The mother also said the counselor touched the baby and ignored the mother’s demands to refrain from doing so. The baby began to cry because he was frightened by the altercation.

Two other women arrived and one of them told A., a Russian-speaker who immigrated to Israel three years ago, that she was behaving “like a swine,” according to the mother’s account. Several teachers also joined the exchange in a manner which A. described “was designed to make me feel ashamed.”

When police responded to A.’s emergency call, a male police officer warned her that she would be fined for filing a false complaint if she called police again in such circumstances. He allegedly told her: “I’m disgusted at what you’re taking out of your shirt.”
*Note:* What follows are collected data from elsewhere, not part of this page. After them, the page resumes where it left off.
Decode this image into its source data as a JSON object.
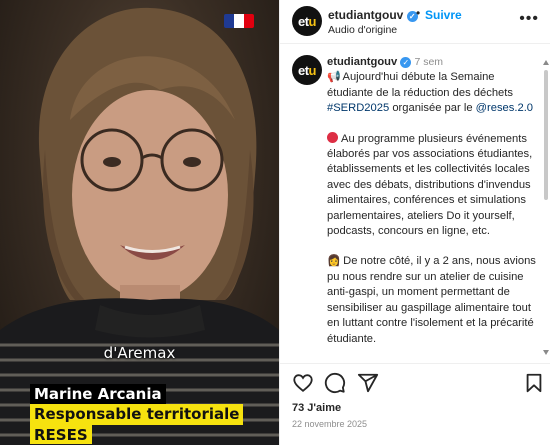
{
  "video": {
    "caption": "d'Aremax",
    "person_name": "Marine Arcania",
    "person_role": "Responsable territoriale",
    "organization": "RESES",
    "flag_colors": [
      "#1f3a93",
      "#ffffff",
      "#e1000f"
    ]
  },
  "header": {
    "logo_text": "etu",
    "username": "etudiantgouv",
    "separator": "•",
    "follow_label": "Suivre",
    "audio_label": "Audio d'origine",
    "more_icon": "more-horizontal-icon"
  },
  "post": {
    "username": "etudiantgouv",
    "time": "7 sem",
    "p1_intro": "Aujourd'hui débute la Semaine étudiante de la réduction des déchets",
    "p1_hashtag": "#SERD2025",
    "p1_mid": "organisée par le",
    "p1_mention": "@reses.2.0",
    "p2": "Au programme plusieurs événements élaborés par vos associations étudiantes, établissements et les collectivités locales avec des débats, distributions d'invendus alimentaires, conférences et simulations parlementaires, ateliers Do it yourself, podcasts, concours en ligne, etc.",
    "p3": "De notre côté, il y a 2 ans, nous avions pu nous rendre sur un atelier de cuisine anti-gaspi, un moment permettant de sensibiliser au gaspillage alimentaire tout en luttant contre l'isolement et la précarité étudiante."
  },
  "actions": {
    "likes": "73 J'aime",
    "date": "22 novembre 2025",
    "icons": [
      "heart-icon",
      "comment-icon",
      "share-icon",
      "bookmark-icon"
    ]
  },
  "colors": {
    "link": "#00376b",
    "follow": "#0095f6",
    "highlight_yellow": "#f6e20f",
    "verified": "#3897f0"
  }
}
The police spokesperson told Channel 2 the officer did not address the mother “in any offensive manner.” She did not breastfeed in a secluded space but publicly, the spokesperson said. Police confirmed that at least one woman, a member of the educational staff at the school, held up a cloth over the mother’s body against her will. The officer asked the mother to breastfeed in manner “confirming with modesty,” the spokesperson said.

Breastfeeding in public is legal in Israel, though some, including many religious Jews, feel it is offensive. In 2013, a lawmaker for the Meretz party submitted a bill which would impose heavy fines on any individual found guilty of harassing a woman over breastfeeding. It has not passed yet into law.

Ligat La Leche, a nonprofit defending the right to breastfeed in public in Israel, condemned the treatment of the young mother by Kidum Noar’s staff and police.

“We are horrified by this mistreatment of a breastfeeding mother, with backing from the staff and police,” the organization wrote on Facebook Monday.

Separately, a breastfeeding woman was told to leave a clothing store this week at a shopping mall in Ramat Gan, Channel 2 reported.